Building And Overclocking
Let me start by saying what a pleasure it is to work within the large confines of Cooler Master's HAF XM. It provides a lot of drive bays and easy access, not to mention thoughtful cable management provisions including flared side panels that easily accommodated the colossal Noctua NH-D14 CPU cooler. While the pictures below might give you the impression that I'm able to put together a clean system, anyone who has seen my previous builds knows that this isn't actually the case. Simply put, this is one of the most pleasant build experiences I've had, and the HAF XM is more than a little responsible for that. I highly recommend it.

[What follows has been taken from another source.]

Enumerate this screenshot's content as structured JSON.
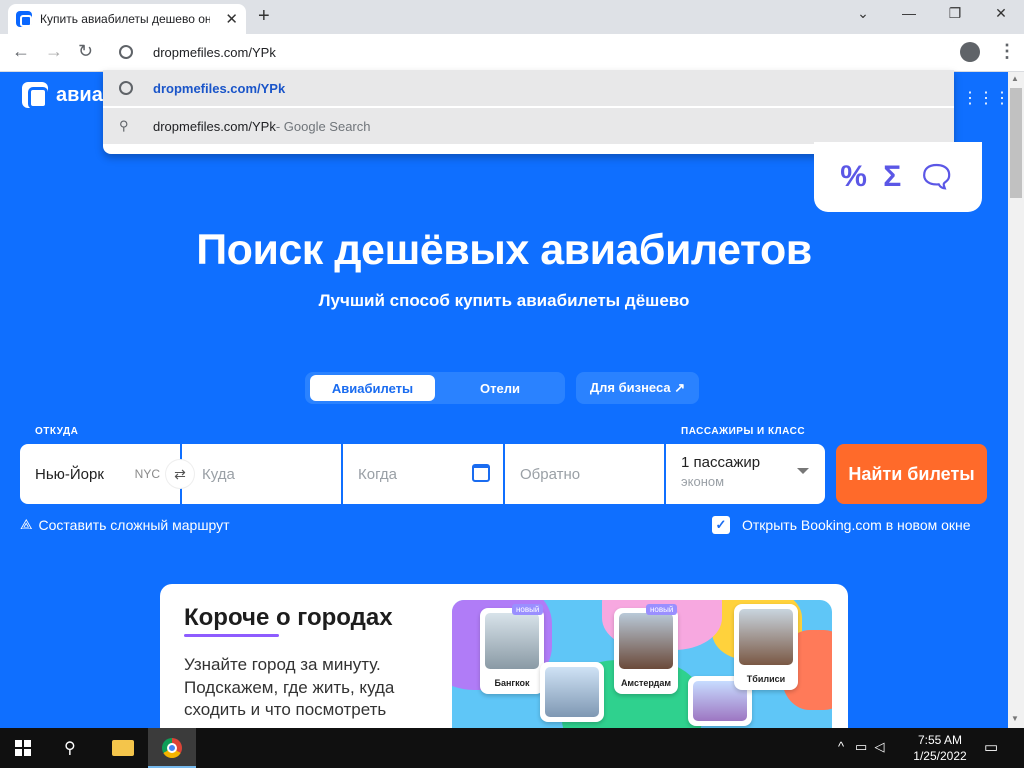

Of course, pleasurable doesn't necessarily mean easy. Just because the case played nice with the beastly Noctua NH-D14, that doesn't mean the RAM wanted to. Previous experience with this particularly large cooling apparatus would have helped me appreciate how incompatible tall RAM heatsinks are. With no time to re-order parts, I performed a little warranty-voiding hacksaw engineering on one of the sticks:
Voila! A little filing to smooth the sharp edges, and we have the ability to install the customized G.Skill Trident under the cooler, like so:
It doesn't even look bad. That's not all, note the beige Noctua NH-D14 fan on the left. It turns out that it left precious little space for the graphics card, so I removed it and re-installed it on the other side of the heatsink, which was easily accommodated by the spacious HAF XM. The lesson here is, you might not want to assume that an air cooling setup is necessarily less hassle than a liquid cooler, especially when dealing with hardware as awe-inspiringly large as the NH-D14. A little prior knowledge and planning to accommodate this bad boy would have made my life easier. Lesson learned. Aside from these inconveniences, though, everything went quite smoothly and the system happily booted up on the first attempt.
Overclocking
For the system builder marathon I try to keep the overclocking methodology simple: add CPU voltage, and see where the multiplier can take us. With moderate air cooling and CPU voltage in the 1.25 to 1.3 V range, this almost always lands me a 4.3 GHz overclock with a Core i5-4670K.
This time, however, the Noctua NH-D14 and new Core i5-4690K allowed me to bump the voltage up to 1.335V without pulling the temperature above 80 degrees Celsius during a Prime95 stress test. This provided for a final stable overclock of 4.6 GHz, about 300 MHz higher than usual. By itself this doesn't account for a huge performance increase, but in conjunction with the G.Skill Trident RAM's 1200 MHz DDR3 XMP profile, the new build achieved some sizable gains compared to the system from the previous quarter's marathon.
As for the graphics card, we didn't have high hopes for a big overclock as Zotac's AMP! GeForce GTX 770 comes from the factory with a respectable clock rate increase over the stock specs, which eats into the available headroom. Nevertheless, we did manage to achieve a 30 MHz core boost and a 150 MHz (600 MHz effective) GDDR5 increase to 1180/1232 MHz core and 7800 MT/s memory. This was achieved with MSI's Afterburner utility, increasing the voltage to the maximum +12 setting, the power limit to the maximum 106%, and setting the fan at 100% (which wasn't too loud, surprisingly).